Da sociabilidade literária de uma geração que valoriza as trocas, vai se definindo uma variedade de estilos

O LANÇAMENTO coletivo dos novos livros dos poetas Fabiano Calixto ("Sangüínea"), Fábio Weintraub ("Baque") e Ruy Proença ("Visão do Térreo"), que acontece na próxima terça-feira, às 18h30, na Livraria Martins Fontes da avenida Paulista, responde por um recorte paulista na abstração que ainda é a poesia brasileira do século 21. Da sociabilidade literária de uma geração que valoriza e reivindica as trocas, vai, aos poucos, se definindo uma variedade de estilos, ainda que sempre atravessados pela urgência pedestre do presente.
Ruy Proença, 50, engenheiro de minas, autor de "Como um Dia Come o Outro" (Nankin, 1999), bestiário discreto que esquadrinha o real a partir da valorização da vocação transformadora, metamórfica, da imagem poética, radicaliza em "Visão do Térreo" sua linhagem muriliana. O diálogo é com o Murilo Mendes final, de "Mundo Enigma" e "Ipotesi", gesto prometeico da linguagem e identificação orgulhosa com o mito e natureza inúteis como fósforos molhados. Simples e diretos, seus versos registram nosso encontro diário e anticlimático com um juízo final em conta-gotas, como na morte-em-vida de "Escrivaninha": "pusemos a escrivaninha/ na praia/ e nos sentamos/ bem amarrados à cadeira [...] encalhados/ na maré-cheia/ escrevemos no papel/ a única palavra://cadáver".
A guinada em direção a uma lírica urbana a que não falta a virulência e a abjeção do leitor de um Roberto Piva corrigido pela retração do eu e por uma abertura programática (deformação profissional?) às vozes alheias, em especial às desarticuladas à força, reinventou o poeta Fábio Weintraub, 40, psicanalista e editor. Como "Novo Endereço" (Nankin, 2002), "Baque" mergulha seu leitor num violento, vizinho e remoto mundo das ruas, colocando-o "de cócoras" e "sob as marquises", na intimidade de putas e mendigos, alternando a identificação dramática ("agora só lambo caco/ vivo mijado e com fome") com o objetivismo descritivo de encontros impossíveis ("franjinha sebosa", "ela é devota de algo ou de alguém/ e seu sono conta pontos/ no placar sombrio de algum país/ aonde os versos não chegam").

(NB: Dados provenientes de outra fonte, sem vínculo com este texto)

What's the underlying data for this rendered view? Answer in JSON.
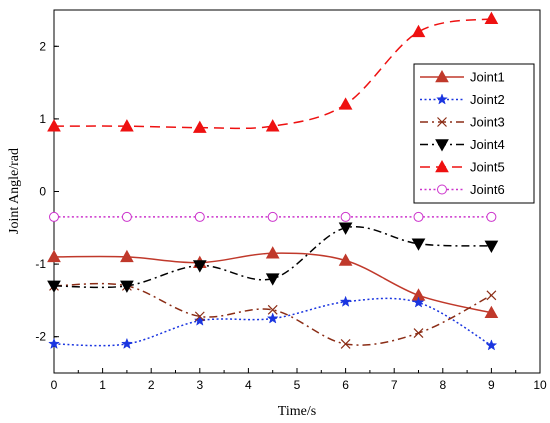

Tecnicamente mais atrevida, tocando nos extremos dos versículos whitmanianos e dos estilhaços epigramáticos, "Sangüínea", do pernambucano radicado em Santo André Fabiano Calixto, 34, combina referências e alusões ecléticas e contemporâneas. O seu "Rilke shake" de linguagem (para usar o título feliz de Angélica Freitas) tem sopro ora amplo e narrativo, notação expansiva da experiência, ora de câmara, voltado para o momentâneo e o fugidio. Forja uma dicção de risco que, poesia, vive da "vontade de delicadeza", mas "delicadeza azeda" (Marcos Siscar), a possível quando o eu se deixa atravessar pela brutalidade atual, impossível de economizar, e que vai dando cara à novíssima lírica brasileira.


SANGÜÍNEA/BAQUE/VISÃO DO TÉRREO
Autores:
Fabiano Calixto, Fábio Weintraub, Ruy Proença
Editora: 34
Quanto: R$ 26 (128 págs.); R$ 22 (72 págs.); R$ 24 (112 págs.)